Au-delà de cette réponse démographique, les chercheurs iront sur le terrain pour collecter des données sur les comportements de recherche alimentaire.
Des enregistreurs miniatures installés sur plusieurs individus permettront de mesurer où et quand ces espèces partent s’alimenter et quel effort elles déploient pour capturer leurs proies. Ces capteurs enregistreront également différentes mesures sur le milieu, comme la température, la pression, mais aussi la densité de proies grâce à des données acoustiques et visuelles, et l’épaisseur de la banquise via un système de sonar.
Les modifications en Arctique sont beaucoup plus rapides qu’en Antarctique et pourraient bien être précurseurs de ce qui va se passer au pôle Sud.
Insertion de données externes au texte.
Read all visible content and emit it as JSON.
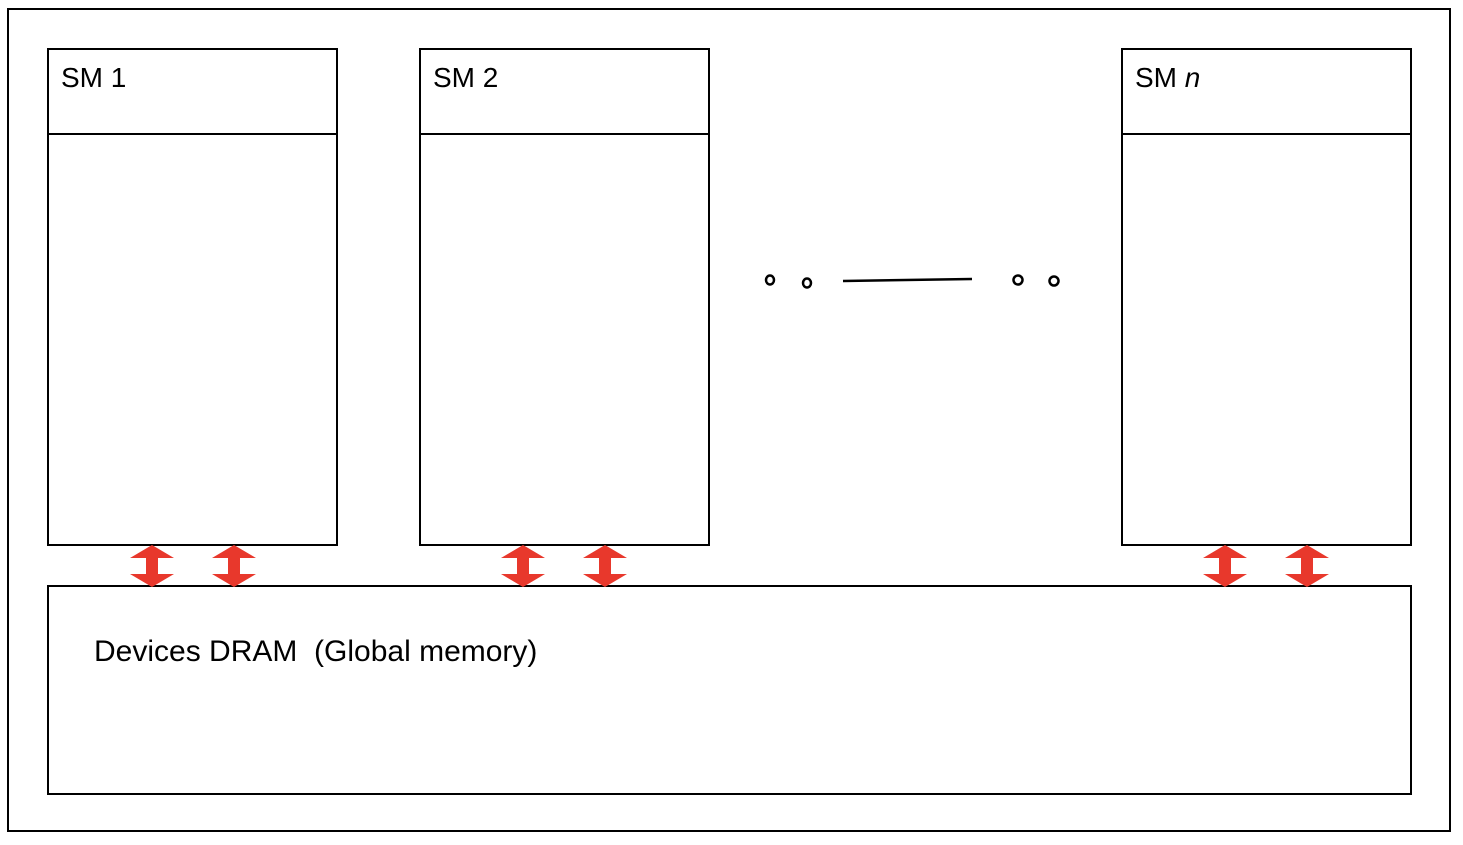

Couplées aux données satellitaires, ces informations permettront d’avoir une vision d’ensemble à la fois sur les espèces prédatrices et sur la banquise. « Il sera également très intéressant de comparer les différents lieux d’étude, notamment les deux pôles entre eux, complète Yan Ropert-Coudert, qui codirige ce projet avec Christophe Barbraud. Les modifications en Arctique sont beaucoup plus rapides qu’en Antarctique et pourraient bien être précurseurs de ce qui va se passer au pôle Sud ».
Et demain ?
Munis de ces données, les chercheurs espèrent ensuite élaborer des modèles pour anticiper l’évolution de ces populations en fonction des différents scénarios sur l’évolution de la glace de mer dans le futur. « Nous avons déjà effectué ce travail avec les manchots empereurs et prévu une diminution de leur population à l’échelle mondiale de 19% d’ici 2100. Nous aimerions le faire désormais avec plusieurs espèces d'oiseaux et de mammifères marins et comparer par exemple la réponse des oiseaux volants,théoriquement moins sensibles à la diminution de la banquise, à celle des oiseaux plongeurs, qui répondent fortement au réchauffement en cours », précise Christophe Barbraud.
Enfin, un autre volet scientifique du projet consistera à élaborer une série d’indicateurs (abondance de la population, taux de survie et de reproduction, niveau de stress mesuré à travers une hormone,etc.) qui permettront d’avoir une idée de l’état de santé des différents sites d’études. Des indicateurs susceptibles de servir pour les projets de gestion des écosystèmes.
Le projet SENSEI ne s’arrête pas à ces objectifs scientifiques : il vise aussi à faire connaître au plus grand nombre la fragilité, mais aussi la beauté, de ce milieu. En partenariat avec l’association Wild Touch de Luc Jacquet, un site dédié au projet sera créé avec une plateforme éducative pour le grand public. Une série de conférences et d’interventions en milieu scolaire sont également prévues.